I had an interesting thought about this music in relation to the minimalism of Philip Glass and others. I often feel that the minimalist composers are not very compassionate to the people who have to perform their pieces. I did wonder whether the pieces on “The Expanding Universe”, written to be performed by a computer, are in fact more human (and humane) than the pieces composed with the intention to be performed by humans. I guess it is a minor point.
I have not listened to Daphni’s “JiaoLong” anywhere near enough. I know this because every time that I do listen to it, I have a whale of a time. In many ways it is a similar album to Four Tet’s “Pink” (which I wrote about last month): a collection of tracks recorded for various twelve inches and DJ sets – this time by Dan Snaith, the central brain behind Manitoba/Caribou. These tracks are clearly geared toward the dancefloor, no mucking about, and they are all the more enjoyable for it. I tried to do some work while listening to this and I just ended up dancing along instead.

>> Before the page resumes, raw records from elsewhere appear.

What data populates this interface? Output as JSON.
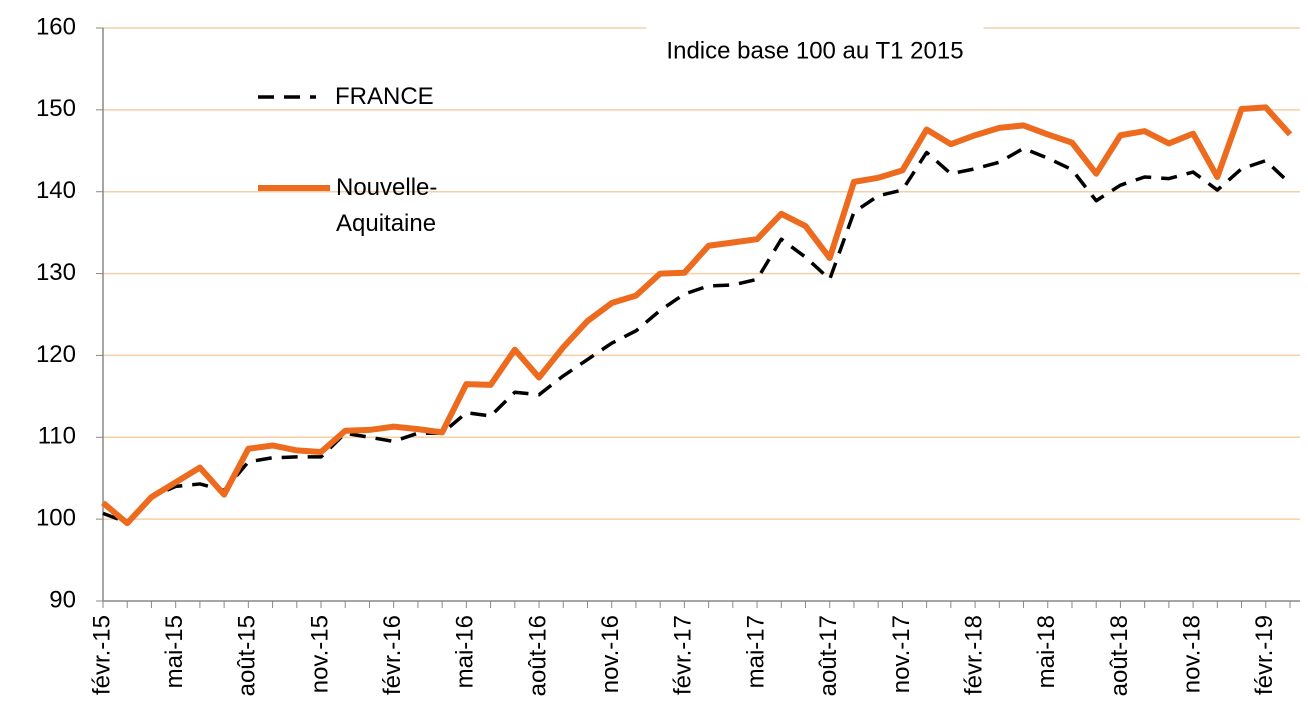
{
  "chart_data": {
    "type": "line",
    "annotation": "Indice base 100 au T1 2015",
    "categories": [
      "févr.-15",
      null,
      null,
      "mai-15",
      null,
      null,
      "août-15",
      null,
      null,
      "nov.-15",
      null,
      null,
      "févr.-16",
      null,
      null,
      "mai-16",
      null,
      null,
      "août-16",
      null,
      null,
      "nov.-16",
      null,
      null,
      "févr.-17",
      null,
      null,
      "mai-17",
      null,
      null,
      "août-17",
      null,
      null,
      "nov.-17",
      null,
      null,
      "févr.-18",
      null,
      null,
      "mai-18",
      null,
      null,
      "août-18",
      null,
      null,
      "nov.-18",
      null,
      null,
      "févr.-19",
      null
    ],
    "series": [
      {
        "name": "FRANCE",
        "color": "#000000",
        "dash": true,
        "values": [
          100.7,
          99.6,
          102.7,
          104,
          104.3,
          103.5,
          107,
          107.5,
          107.6,
          107.6,
          110.5,
          110,
          109.5,
          110.5,
          110.5,
          113,
          112.6,
          115.5,
          115.2,
          117.5,
          119.5,
          121.5,
          123,
          125.5,
          127.5,
          128.5,
          128.6,
          129.3,
          134.2,
          132,
          129.3,
          137.5,
          139.5,
          140.2,
          144.8,
          142.2,
          142.8,
          143.6,
          145.3,
          144.1,
          142.7,
          138.9,
          140.8,
          141.8,
          141.6,
          142.4,
          140.2,
          142.8,
          143.8,
          141
        ]
      },
      {
        "name": "Nouvelle-Aquitaine",
        "color": "#ed6b1e",
        "dash": false,
        "values": [
          102,
          99.5,
          102.7,
          104.5,
          106.3,
          103,
          108.6,
          109,
          108.4,
          108.2,
          110.8,
          110.9,
          111.3,
          111,
          110.6,
          116.5,
          116.4,
          120.7,
          117.3,
          121,
          124.2,
          126.4,
          127.3,
          130,
          130.1,
          133.4,
          133.8,
          134.2,
          137.3,
          135.8,
          131.9,
          141.2,
          141.7,
          142.6,
          147.6,
          145.8,
          146.9,
          147.8,
          148.1,
          147,
          146,
          142.2,
          146.9,
          147.4,
          145.9,
          147.1,
          141.8,
          150.1,
          150.3,
          147
        ]
      }
    ],
    "ylim": [
      90,
      160
    ],
    "yticks": [
      90,
      100,
      110,
      120,
      130,
      140,
      150,
      160
    ],
    "grid": true,
    "legend": "upper left"
  }
}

Another thing I like about this album is that it is pretty brief, so nothing overstays its welcome. My favourite tracks: “Yes, I Know” a wonderful collision between something really wiggy like Vitalic’s “Poney” and a 70’s dancefloor hit… …that sounds like it’s playing in a dustbin; “Pairs” a steady simple track that is grafiti’d with all manner of basslines and synth squiggles; “Springs” which descends into tweaky acid madness that really does make you think of springs; “Long”, a warm and hazy closing track that is probably as warm and cosy as a track still aimed squarely at the floor could possibly be.
“Mala In Cuba” is an intruiging dubstep album built out of samples sourced by Mala on a trip to Cuba. Unfortunately, while it is certainly an interesting listen, I found that the fusion of the two worlds was not quite as complete as I’d hoped. It strikes me as much more of a dubstep album than one filled with references to Cuba or Cuban music. In fact it isn’t really until about halfway through the album (“Como Como”) when a bit of real latin flavour really starts to shine through. “Cuba Electronic” (which follows “Como Como”) is probably the first successful attempt to produce something genuinely new on the album – a wonderful skittering rush that leans heavily on latin percussion samples. Up until then there are clearly latin sounds present but the atmosphere is much more Hoxton than Havana, it’s a rather homeopathic infusion of latin beats into the dubstep sound. (However I do need to listen to it a few more times…)
I think the track that really hammers home just how good an album “Mala In Cuba” could have been is the final track “Noche Sueños”: the vocal helps to establish the flavour but I also think it is the reason for retaining more instrumentation so that while the synths and drum machines provide surface detail, there are also some organic elements that help to sustain the atmosphere. However, listening to the track again for the purposes of writing this, I found that there were more electronics present than I remembered – again showing how much more successful “Noche Sueños” is compared to the rest of the project.